Executives of Community Financial Credit Union announced to members Saturday they’re changing the name and brand identity in a distinct cultural shift at the 80-year-old financial outfit.
The new name: Volt Credit Union.
“There are over 1,000 credit unions in the U.S. that have ‘community’ in the name,” said President and CEO Loretta Roney. “We’re looking to be a little disruptive, to add life and energy and moxie to banking.”
Roney said about 350 members who attended the June 23 annual meeting at University Plaza Hotel were first to hear of the rebranding, which will roll out next week.
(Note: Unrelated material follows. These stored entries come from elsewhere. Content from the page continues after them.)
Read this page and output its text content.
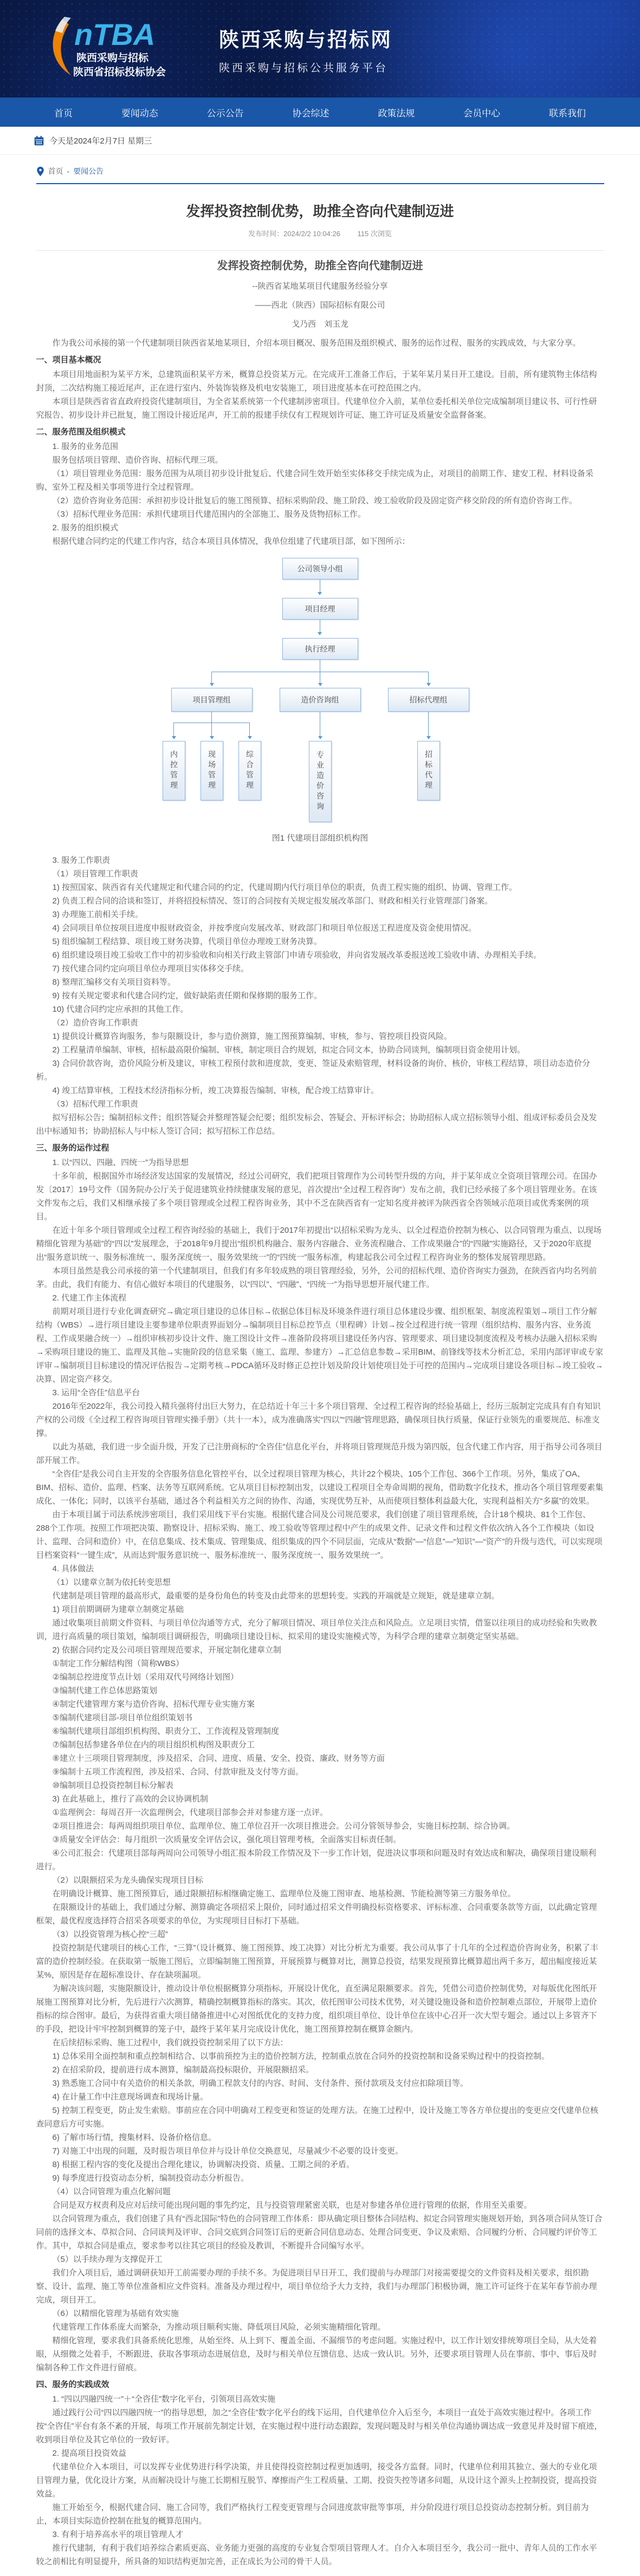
nTBA
陕西采购与招标
陕西省招标投标协会
陕西采购与招标网
陕西采购与招标公共服务平台
首页	要闻动态	公示公告	协会综述	政策法规	会员中心	联系我们
今天是2024年2月7日 星期三
首页 - 要闻公告
发挥投资控制优势，助推全咨向代建制迈进
发布时间：2024/2/2 10:04:26 115 次浏览
发挥投资控制优势，助推全咨向代建制迈进
--陕西省某地某项目代建服务经验分享
——西北（陕西）国际招标有限公司
戈乃西　刘玉龙
作为我公司承接的第一个代建制项目陕西省某地某项目，介绍本项目概况、服务范围及组织模式、服务的运作过程、服务的实践成效，与大家分享。
一、项目基本概况
本项目用地面积为某平方米，总建筑面积某平方米，概算总投资某万元。在完成开工准备工作后，于某年某月某日开工建设。目前，所有建筑物主体结构封顶，二次结构施工接近尾声，正在进行室内、外装饰装修及机电安装施工，项目进度基本在可控范围之内。
本项目是陕西省省直政府投资代建制项目，为全省某系统第一个代建制涉密项目。代建单位介入前，某单位委托相关单位完成编制项目建议书、可行性研究报告、初步设计并已批复，施工图设计接近尾声，开工前的报建手续仅有工程规划许可证、施工许可证及质量安全监督备案。
二、服务范围及组织模式
1. 服务的业务范围
服务包括项目管理、造价咨询、招标代理三项。
（1）项目管理业务范围：服务范围为从项目初步设计批复后、代建合同生效开始至实体移交手续完成为止，对项目的前期工作、建安工程、材料设备采购、室外工程及相关事项等进行全过程管理。
（2）造价咨询业务范围：承担初步设计批复后的施工图预算、招标采购阶段、施工阶段、竣工验收阶段及固定资产移交阶段的所有造价咨询工作。
（3）招标代理业务范围：承担代建项目代建范围内的全部施工、服务及货物招标工作。
2. 服务的组织模式
根据代建合同约定的代建工作内容，结合本项目具体情况，我单位组建了代建项目部，如下图所示：
公司领导小组
项目经理
执行经理
项目管理组
内控管理	现场管理	综合管理
造价咨询组
专业造价咨询
招标代理组
招标代理
图1 代建项目部组织机构图
3. 服务工作职责
（1）项目管理工作职责
1) 按照国家、陕西省有关代建规定和代建合同的约定，代建周期内代行项目单位的职责，负责工程实施的组织、协调、管理工作。
2) 负责工程合同的洽谈和签订，并将招投标情况、签订的合同按有关规定报发展改革部门、财政和相关行业管理部门备案。
3) 办理施工前相关手续。
4) 会同项目单位按项目进度申报财政资金，并按季度向发展改革、财政部门和项目单位报送工程进度及资金使用情况。
5) 组织编制工程结算、项目竣工财务决算，代项目单位办理竣工财务决算。
6) 组织建设项目竣工验收工作中的初步验收和向相关行政主管部门申请专项验收，并向省发展改革委报送竣工验收申请、办理相关手续。
7) 按代建合同约定向项目单位办理项目实体移交手续。
8) 整理汇编移交有关项目资料等。
9) 按有关规定要求和代建合同约定，做好缺陷责任期和保修期的服务工作。
10) 代建合同约定应承担的其他工作。
（2）造价咨询工作职责
1) 提供设计概算咨询服务，参与限额设计，参与造价测算，施工图预算编制、审核，参与、管控项目投资风险。
2) 工程量清单编制、审核，招标最高限价编制、审核，制定项目合约规划，拟定合同文本，协助合同谈判，编制项目资金使用计划。
3) 合同价款咨询，造价风险分析及建议，审核工程预付款和进度款，变更、签证及索赔管理，材料设备的询价、核价，审核工程结算，项目动态造价分析。
4) 竣工结算审核，工程技术经济指标分析，竣工决算报告编制、审核，配合竣工结算审计。
（3）招标代理工作职责
拟写招标公告；编制招标文件；组织答疑会并整理答疑会纪要；组织发标会、答疑会、开标评标会；协助招标人成立招标领导小组、组成评标委员会及发出中标通知书；协助招标人与中标人签订合同；拟写招标工作总结。
三、服务的运作过程
1. 以“四以、四融、四统一”为指导思想
十多年前，根据国外市场经济发达国家的发展情况，经过公司研究，我们把项目管理作为公司转型升级的方向，并于某年成立全资项目管理公司。在国办发〔2017〕19号文件（国务院办公厅关于促进建筑业持续健康发展的意见，首次提出“全过程工程咨询”）发布之前，我们已经承接了多个项目管理业务。在该文件发布之后，我们又相继承接了多个项目管理或全过程工程咨询业务，其中不乏在陕西省有一定知名度并被评为陕西省全咨领域示范项目或优秀案例的项目。
在近十年多个项目管理或全过程工程咨询经验的基础上，我们于2017年初提出“以招标采购为龙头、以全过程造价控制为核心、以合同管理为重点、以现场精细化管理为基础”的“四以”发展理念，于2018年9月提出“组织机构融合、服务内容融合、业务流程融合、工作成果融合”的“四融”实施路径，又于2020年底提出“服务意识统一、服务标准统一、服务深度统一、服务效果统一”的“四统一”服务标准，构建起我公司全过程工程咨询业务的整体发展管理思路。
本项目虽然是我公司承接的第一个代建制项目，但我们有多年较成熟的项目管理经验，另外，公司的招标代理、造价咨询实力强劲，在陕西省内均名列前茅。由此，我们有能力、有信心做好本项目的代建服务，以“四以”、“四融”、“四统一”为指导思想开展代建工作。
2. 代建工作主体流程
前期对项目进行专业化调查研究→确定项目建设的总体目标→依据总体目标及环境条件进行项目总体建设步骤、组织框架、制度流程策划→项目工作分解结构（WBS）→进行项目建设主要参建单位职责界面划分→编制项目目标总控节点（里程碑）计划→按全过程进行统一管理（组织结构、服务内容、业务流程、工作成果融合统一）→组织审核初步设计文件、施工图设计文件→准备阶段将项目建设任务内容、管理要求、项目建设制度流程及考核办法融入招标采购→采购项目建设的施工、监理及其他→实施阶段的信息采集（施工、监理、参建方）→汇总信息参数→采用BIM、前锋线等技术分析汇总，采用内部评审或专家评审→编制项目目标建设的情况评估报告→定期考核→PDCA循环及时修正总控计划及阶段计划使项目处于可控的范围内→完成项目建设各项目标→竣工验收→决算、固定资产移交。
3. 运用“全咨佳”信息平台
2016年至2022年，我公司投入精兵强将付出巨大努力，在总结近十年三十多个项目管理、全过程工程咨询的经验基础上，经历三版制定完成具有自有知识产权的公司级《全过程工程咨询项目管理实操手册》（共十一本），成为准确落实“四以”“四融”管理思路，确保项目执行质量，保证行业领先的重要规范、标准支撑。
以此为基础，我们进一步全面升级，开发了已注册商标的“全咨佳”信息化平台，并将项目管理规范升级为第四版，包含代建工作内容，用于指导公司各项目部开展工作。
“全咨佳”是我公司自主开发的全咨服务信息化管控平台，以全过程项目管理为核心，共计22个模块、105个工作包、366个工作项。另外，集成了OA、BIM、招标、造价、监理、档案、法务等互联网系统。它从项目目标控制出发，以建设工程项目全寿命周期的视角，借助数字化技术，推动各个项目管理要素集成化、一体化；同时，以该平台基础，通过各个利益相关方之间的协作、沟通，实现优势互补，从而使项目整体利益最大化，实现利益相关方“多赢”的效果。
由于本项目属于司法系统涉密项目，我们采用线下平台实施。根据代建合同及公司规范要求，我们创建了项目管理系统，合计18个模块、81个工作包、288个工作项。按照工作项把决策、勘察设计、招标采购、施工、竣工验收等管理过程中产生的成果文件、记录文件和过程文件依次纳入各个工作模块（如设计、监理、合同和造价）中，在信息集成、技术集成、管理集成、组织集成的四个不同层面，完成从“数据”—“信息”—“知识”—“资产”的升级与迭代，可以实现项目档案资料“一键生成”，从而达到“服务意识统一、服务标准统一、服务深度统一、服务效果统一”。
4. 具体做法
（1）以建章立制为依托转变思想
代建制是项目管理的最高形式，最重要的是身份角色的转变及由此带来的思想转变。实践的开端就是立规矩，就是建章立制。
1) 项目前期调研为建章立制奠定基础
通过收集项目前期文件资料、与项目单位沟通等方式，充分了解项目情况、项目单位关注点和风险点。立足项目实情，借鉴以往项目的成功经验和失败教训，进行高质量的项目策划，编制项目调研报告，明确项目建设目标、拟采用的建设实施模式等，为科学合理的建章立制奠定坚实基础。
2) 依据合同约定及公司项目管理规范要求，开展定制化建章立制
①制定工作分解结构图（简称WBS）
②编制总控进度节点计划（采用双代号网络计划图）
③编制代建工作总体思路策划
④制定代建管理方案与造价咨询、招标代理专业实施方案
⑤编制代建项目部-项目单位组织策划书
⑥编制代建项目部组织机构图、职责分工、工作流程及管理制度
⑦编制包括参建各单位在内的项目组织机构图及职责分工
⑧建立十三项项目管理制度，涉及招采、合同、进度、质量、安全、投资、廉政、财务等方面
⑨编制十五项工作流程图，涉及招采、合同、付款审批及支付等方面。
⑩编制项目总投资控制目标分解表
3) 在此基础上，推行了高效的会议协调机制
①监理例会：每周召开一次监理例会，代建项目部参会并对参建方逐一点评。
②项目推进会：每两周组织项目单位、监理单位、施工单位召开一次项目推进会。公司分管领导参会，实施目标控制、综合协调。
③质量安全评估会：每月组织一次质量安全评估会议，强化项目管理考核，全面落实目标责任制。
④公司汇报会：代建项目部每两周向公司领导小组汇报本阶段工作情况及下一步工作计划，促进决议事项和问题及时有效达成和解决，确保项目建设顺利进行。
（2）以限额招采为龙头确保实现项目目标
在明确设计概算、施工图预算后，通过限额招标相继确定施工、监理单位及施工图审查、地基检测、节能检测等第三方服务单位。
在限额设计的基础上，我们通过分解、测算确定各项招采上限价，同时通过招采文件明确投标资格要求、评标标准、合同重要条款等方面，以此确定管理框架，最优程度选择符合招采各项要求的单位，为实现项目目标打下基础。
（3）以投资管理为核心控“三超”
投资控制是代建项目的核心工作，“三算”（设计概算、施工图预算、竣工决算）对比分析尤为重要。我公司从事了十几年的全过程造价咨询业务，积累了丰富的造价控制经验。在获取第一版施工图后，立即编制施工图预算，开展预算与概算对比，测算总投资，结果发现预算比概算超出两千多万，超出幅度接近某某%，原因是存在超标准设计、存在缺项漏项。
为解决该问题，实施限额设计，推动设计单位根据概算分项指标，开展设计优化，直至满足限额要求。首先，凭借公司造价控制优势，对每版优化图纸开展施工图预算对比分析，先后进行六次测算，精确控制概算指标的落实。其次，依托图审公司技术优势，对关键设施设备和造价控制难点部位，开展带上造价指标的综合图审。最后，为获得省重大项目储备推进中心对图纸优化的支持力度，组织项目单位、设计单位在该中心召开一次大型专题会。通过以上多管齐下的手段，把设计牢牢控制到概算的笼子中，最终于某年某月完成设计优化，施工图预算控制在概算金额内。
在后续招标采购、施工过程中，我们就投资控制采用了以下方法：
1) 总体采用全面控制和重点控制相结合、以事前预控为主的造价控制方法，控制重点放在合同外的投资控制和设备采购过程中的投资控制。
2) 在招采阶段，提前进行成本测算，编制最高投标限价，开展限额招采。
3) 熟悉施工合同中有关造价的相关条款，明确工程款支付的内容、时间、支付条件、预付款项及支付应扣除项目等。
4) 在计量工作中注意现场调查和现场计量。
5) 控制工程变更，防止发生索赔。事前应在合同中明确对工程变更和签证的处理方法。在施工过程中，设计及施工等各方单位提出的变更应交代建单位核查同意后方可实施。
6) 了解市场行情，搜集材料、设备价格信息。
7) 对施工中出现的问题，及时报告项目单位并与设计单位交换意见，尽量减少不必要的设计变更。
8) 根据工程内容的变化及提出合理化建议，协调解决投资、质量、工期之间的矛盾。
9) 每季度进行投资动态分析，编制投资动态分析报告。
（4）以合同管理为重点化解问题
合同是双方权责利及应对后续可能出现问题的事先约定，且与投资管理紧密关联，也是对参建各单位进行管理的依据，作用至关重要。
以合同管理为重点，我们创建了具有“西北国际”特色的合同管理工作体系：即从确定项目整体合同结构、拟定合同管理实施规划开始，到各项合同从签订合同前的选择文本、草拟合同、合同谈判及评审、合同交底到合同签订后的更新合同信息动态、处理合同变更、争议及索赔、合同履约分析、合同履约评价等工作。其中，草拟合同是重点，要求参考以往其它项目的经验及教训，不断提升合同编写水平。
（5）以手续办理为支撑促开工
我们介入项目后，通过调研获知开工前需要办理的手续不多。为促进项目早日开工，我们提前与办理部门对接需要提交的文件资料及相关要求，组织勘察、设计、监理、施工等单位准备相应文件资料。准备及办理过程中，项目单位给予大力支持，我们与办理部门积极协调，施工许可证终于在某年春节前办理完成，项目开工。
（6）以精细化管理为基础有效实施
代建管理工作体系庞大而繁杂，为推动项目顺利实施、降低项目风险，必须实施精细化管理。
精细化管理，要求我们具备系统化思维，从始至终、从上到下、覆盖全面、不漏细节的考虑问题。实施过程中，以工作计划安排统筹项目全局，从大处着眼，从细微之处着手，不断跟进、获取各事项动态进展信息，及时与相关单位互馈信息、达成一致认识。另外，还要求项目管理人员在事前、事中、事后及时编制各种工作文件进行留痕。
四、服务的实践成效
1. “四以四融四统一”＋“全咨佳”数字化平台，引领项目高效实施
通过践行公司“四以四融四统一”的指导思想，加之“全咨佳”数字化平台的线下运用，自代建单位介入后至今，本项目一直处于高效实施过程中。各项工作按“全咨佳”平台有条不紊的开展，每项工作开展前先制定计划，在实施过程中进行动态跟踪，发现问题及时与相关单位沟通协调达成一致意见并及时留下痕迹，收到项目单位及其它单位的一致好评。
2. 提高项目投资效益
代建单位介入本项目，可以发挥专业优势进行科学决策，并且使得投资控制过程更加透明，接受各方监督。同时，代建单位利用其独立、强大的专业化项目管理力量，优化设计方案，从而解决设计与施工长期相互脱节、摩擦而产生工程质量、工期、投资失控等诸多问题，从设计这个源头上控制投资，提高投资效益。
施工开始至今，根据代建合同、施工合同等，我们严格执行工程变更管理与合同进度款审批等事项，并分阶段进行项目总投资动态控制分析。到目前为止，本项目实际造价控制在批复的概算范围内。
3. 有利于培养高水平的项目管理人才
推行代建制，有利于我们培养综合素质更高、业务能力更强的高度的专业复合型项目管理人才。自介入本项目至今，我公司一批中、青年人员的工作水平较之前相比有明显提升，所具备的知识结构更加完善，正在成长为公司的骨干人员。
“We’re starting a campaign. Our trademark is going to be Revolt Against Banking as Usual,” she said.
Other taglines will follow during the campaign, she said. The CFCU Board of Directors has been working with Frank & Maven on the rebranding work, which she said will include the tags: Revolt Against Suits and Ties and Revolt Against High Interest Rates and Fees.
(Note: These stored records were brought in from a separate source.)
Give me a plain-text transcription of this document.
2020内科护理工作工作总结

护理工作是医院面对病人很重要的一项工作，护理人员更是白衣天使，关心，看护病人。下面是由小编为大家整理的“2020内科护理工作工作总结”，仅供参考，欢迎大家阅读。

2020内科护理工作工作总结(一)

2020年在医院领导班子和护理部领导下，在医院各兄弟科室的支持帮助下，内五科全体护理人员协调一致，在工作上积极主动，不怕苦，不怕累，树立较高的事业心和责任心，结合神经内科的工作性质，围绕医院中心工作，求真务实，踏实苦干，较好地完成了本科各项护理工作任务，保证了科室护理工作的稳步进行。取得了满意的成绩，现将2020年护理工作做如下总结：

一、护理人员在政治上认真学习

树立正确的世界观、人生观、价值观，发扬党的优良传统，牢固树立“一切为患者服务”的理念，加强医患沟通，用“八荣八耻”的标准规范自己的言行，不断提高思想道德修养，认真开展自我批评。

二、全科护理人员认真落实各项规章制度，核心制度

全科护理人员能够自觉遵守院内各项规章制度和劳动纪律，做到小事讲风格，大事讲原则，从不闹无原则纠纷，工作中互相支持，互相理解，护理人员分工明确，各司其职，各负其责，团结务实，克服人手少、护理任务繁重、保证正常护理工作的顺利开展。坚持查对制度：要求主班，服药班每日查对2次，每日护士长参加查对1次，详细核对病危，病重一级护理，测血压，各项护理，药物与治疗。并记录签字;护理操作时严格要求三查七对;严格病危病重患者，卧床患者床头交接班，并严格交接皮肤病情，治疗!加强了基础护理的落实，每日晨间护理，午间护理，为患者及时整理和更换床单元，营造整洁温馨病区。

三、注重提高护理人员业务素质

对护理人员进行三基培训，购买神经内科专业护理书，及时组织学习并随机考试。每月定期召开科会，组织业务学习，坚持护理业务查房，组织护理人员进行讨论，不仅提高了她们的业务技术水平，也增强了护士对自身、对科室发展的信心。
“Our new culture will have our staff dressed in Volt T-shirts and tennis shoes every day,” Roney said. “Most are working class and working hard. We want to remove any barriers of judgment.”
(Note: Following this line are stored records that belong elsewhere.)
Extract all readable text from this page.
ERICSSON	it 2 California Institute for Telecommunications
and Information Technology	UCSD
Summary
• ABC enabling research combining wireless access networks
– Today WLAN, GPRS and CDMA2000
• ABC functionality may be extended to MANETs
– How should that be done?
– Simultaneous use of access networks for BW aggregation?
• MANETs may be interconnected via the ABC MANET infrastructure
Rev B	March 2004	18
The new logo, designed by Frank & Maven, emphasizes a lime green tone and incorporates a lightning bolt in the letter V. It’ll be prominently displayed on a new credit union building under construction in southwest Springfield.
Officials are investing over $2 million, she said, for an 11,000-square-foot office at 2624 W. Republic Road. The credit union currently operates one branch, on Tampa Street downtown, after vacating a building at 1220 E. Walnut Lawn St. to make way for Kum & Go’s recent convenience store expansion.
CFCU slipped a spot on Springfield Business Journal’s 2018 Largest Credit Unions list to rank No. 6 with $64 million in reported assets last year. With 7,242 members as of April in its nine-county footprint, the credit union’s membership was down 3.3 percent from the prior year.
Roney said the credit union’s seven-member board and five-member executive committee has worked on the new brand concept the last two years. They also created five culture codes for internal and external relations: learning, serving, resourcefulness, togetherness and humanness.
“We ditched the mission and vision statement and went with the five culture codes of how we work and function,” she said.
“We’re putting our stake in the ground. It’s not just a name and logo change. It’s a way of life we are starting.”